Bir kaç örnek vereyim..
Askerler bir eğlence ,balo yaparlar belli günlerde..
İl,ilçe vazifelilerini davet edersiniz,adam içkili diye gelmezse ona bir not koyarsınız...
Eşi kapalı,içki almadı,eşi dansetmedi diye..
Sonrada dinlersiniz,peşine asker takarsınız,dinci bu adam diye askerden atarsınız.
Öğretmenleri arkadaşları tanır,bilir yeni dünyaya gelmedi ya bu adam..
Yıllardan beri yaşıyor bu şehirde..
Yüzünüze iyi görünür okuldaki müdürümüz kimseye çaktırmadan gerekli baskıyı ve zorluğu gösterir..
Bakarsınız başörtülü bir hocahanım müdürün odasından ağlayarak çıkar...
Başımı açamam Hocam ben der bizlere..
Gider konuşuruz ama karar çoktan verilmiş.
Taşı sıksanız suyu çıkar bu adamların gözünden bir damla yaş çıkmaz..
***
O meşum günlerde,nelere şahit oldu bu gözlerim...
Geceleri bire ikilere kadar Öğretmenevinin Mavi Salonunda içki içmeye devam ederler..
Rüzgar bir defa ters esmektedir dindarlara...
Askerler ordudan atılır ,dindar,İrticacı suçlamasıyla...
Öğretmenler içdüzeni bozdukları suçlamasıyla..
Askerlere,öğretmenlere uygulanan zulümleri yazsam elinize silahı alıp,öldürmeye koşarsınız bu adamları...
Ahmet Kabaklı Merhum ağlatan mektuplar adıyla köşesinde günlerce yazmıştı..
***
Asker yakınları,eşleri askeri lojmanlara başı kapalı diye alınmadılar..
Asker oğlunun düğününde askeriye içine ninesi,yakınları alınmadı..
Askeriye içine giremeyenler gözyaşlarına boğuldular yemin törenlerinde..
Sadece şehit olduysa girebildiler,bu vatana canını verdi diye..
Ülkerin kamyonu lojmana bismillah yazısı bantla kapatılarak ancak girebildi
İstanbul Sultanbeyli’de caddeye büst diktiler ana caddeye,büstü yakıp provakasyon yapmasınlar diye sabaha kadar..
Belediye memurları,Başkan Nabi Koçak nöbet tuttular..Büst plastikti çünkü,kendileri yakıp,hakaret diye veryansın ederlerdi..

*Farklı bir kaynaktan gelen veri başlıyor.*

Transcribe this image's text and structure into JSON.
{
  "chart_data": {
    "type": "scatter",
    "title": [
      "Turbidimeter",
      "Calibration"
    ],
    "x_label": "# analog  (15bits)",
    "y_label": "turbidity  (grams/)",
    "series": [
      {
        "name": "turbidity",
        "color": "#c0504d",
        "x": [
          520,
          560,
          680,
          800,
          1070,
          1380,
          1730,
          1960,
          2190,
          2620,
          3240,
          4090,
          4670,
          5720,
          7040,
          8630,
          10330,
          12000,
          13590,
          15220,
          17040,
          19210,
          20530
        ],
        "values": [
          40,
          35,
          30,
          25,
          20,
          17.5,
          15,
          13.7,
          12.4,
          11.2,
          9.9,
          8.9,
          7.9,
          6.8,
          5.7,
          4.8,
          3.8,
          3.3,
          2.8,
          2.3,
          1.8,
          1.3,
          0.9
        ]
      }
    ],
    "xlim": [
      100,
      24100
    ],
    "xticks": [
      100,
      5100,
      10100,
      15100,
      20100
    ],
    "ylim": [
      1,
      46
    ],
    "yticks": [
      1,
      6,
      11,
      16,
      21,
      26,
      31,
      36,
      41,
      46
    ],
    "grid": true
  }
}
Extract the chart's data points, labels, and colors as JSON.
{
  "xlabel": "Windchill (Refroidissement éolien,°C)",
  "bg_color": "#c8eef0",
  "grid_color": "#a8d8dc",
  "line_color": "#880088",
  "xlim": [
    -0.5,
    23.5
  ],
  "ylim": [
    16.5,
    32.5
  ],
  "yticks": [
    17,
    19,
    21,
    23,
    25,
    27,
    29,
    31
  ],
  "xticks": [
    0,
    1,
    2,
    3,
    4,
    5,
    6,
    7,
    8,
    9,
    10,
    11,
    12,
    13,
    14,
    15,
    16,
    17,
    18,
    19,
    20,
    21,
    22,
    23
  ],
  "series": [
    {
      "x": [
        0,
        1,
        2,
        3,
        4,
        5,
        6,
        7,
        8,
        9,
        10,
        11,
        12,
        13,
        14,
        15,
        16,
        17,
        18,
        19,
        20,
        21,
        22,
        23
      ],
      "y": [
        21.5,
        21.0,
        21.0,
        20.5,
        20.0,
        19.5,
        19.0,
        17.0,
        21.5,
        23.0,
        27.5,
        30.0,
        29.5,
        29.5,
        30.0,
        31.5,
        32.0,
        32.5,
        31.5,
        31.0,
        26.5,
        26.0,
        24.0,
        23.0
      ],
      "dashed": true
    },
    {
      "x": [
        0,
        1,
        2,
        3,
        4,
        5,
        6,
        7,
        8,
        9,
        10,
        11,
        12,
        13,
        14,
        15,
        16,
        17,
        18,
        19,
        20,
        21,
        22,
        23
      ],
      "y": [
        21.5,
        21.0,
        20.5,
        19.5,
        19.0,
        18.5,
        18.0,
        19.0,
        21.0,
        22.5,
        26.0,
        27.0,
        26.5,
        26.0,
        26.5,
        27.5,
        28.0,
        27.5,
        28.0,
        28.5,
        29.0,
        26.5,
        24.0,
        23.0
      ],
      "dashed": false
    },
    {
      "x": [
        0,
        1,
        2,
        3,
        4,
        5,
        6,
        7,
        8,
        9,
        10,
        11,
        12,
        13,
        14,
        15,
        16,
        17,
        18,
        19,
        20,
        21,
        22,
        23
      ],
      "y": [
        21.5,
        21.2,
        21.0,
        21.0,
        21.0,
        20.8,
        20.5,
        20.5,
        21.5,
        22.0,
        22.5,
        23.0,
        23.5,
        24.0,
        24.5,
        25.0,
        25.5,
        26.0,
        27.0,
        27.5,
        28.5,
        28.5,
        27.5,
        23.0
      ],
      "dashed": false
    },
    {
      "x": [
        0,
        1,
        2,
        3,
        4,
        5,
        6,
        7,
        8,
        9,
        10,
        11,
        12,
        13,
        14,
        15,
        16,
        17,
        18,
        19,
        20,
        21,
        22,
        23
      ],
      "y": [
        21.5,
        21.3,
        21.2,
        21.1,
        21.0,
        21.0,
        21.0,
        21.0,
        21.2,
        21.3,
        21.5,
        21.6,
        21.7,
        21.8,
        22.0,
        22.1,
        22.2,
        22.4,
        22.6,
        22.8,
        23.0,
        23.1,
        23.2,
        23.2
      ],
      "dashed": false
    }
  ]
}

Başörtülüler peruk taktılar..
Peruk satan mağazalar yok sattı o günlerde,
Bir çok başı örtülü memur kardeşimiz işini bırakıp evine çekilmek zorunda kaldı.
Cumhurbaşkanı Abdullah Gül Beyin eşinin başı örtülü olduğu için sınava alınmadığına şahit olmuştuk..
Resmi kurumlara giriş belgesinde başı açık resim kabul etmiyorlardı.
Merkezi ezan merkezi hutbeler o yıllarda icat edildi.
Ünüversite kapılarında kızların başını açmak için İkna odaları ihdas edildi,zorla başlar açtırıldı.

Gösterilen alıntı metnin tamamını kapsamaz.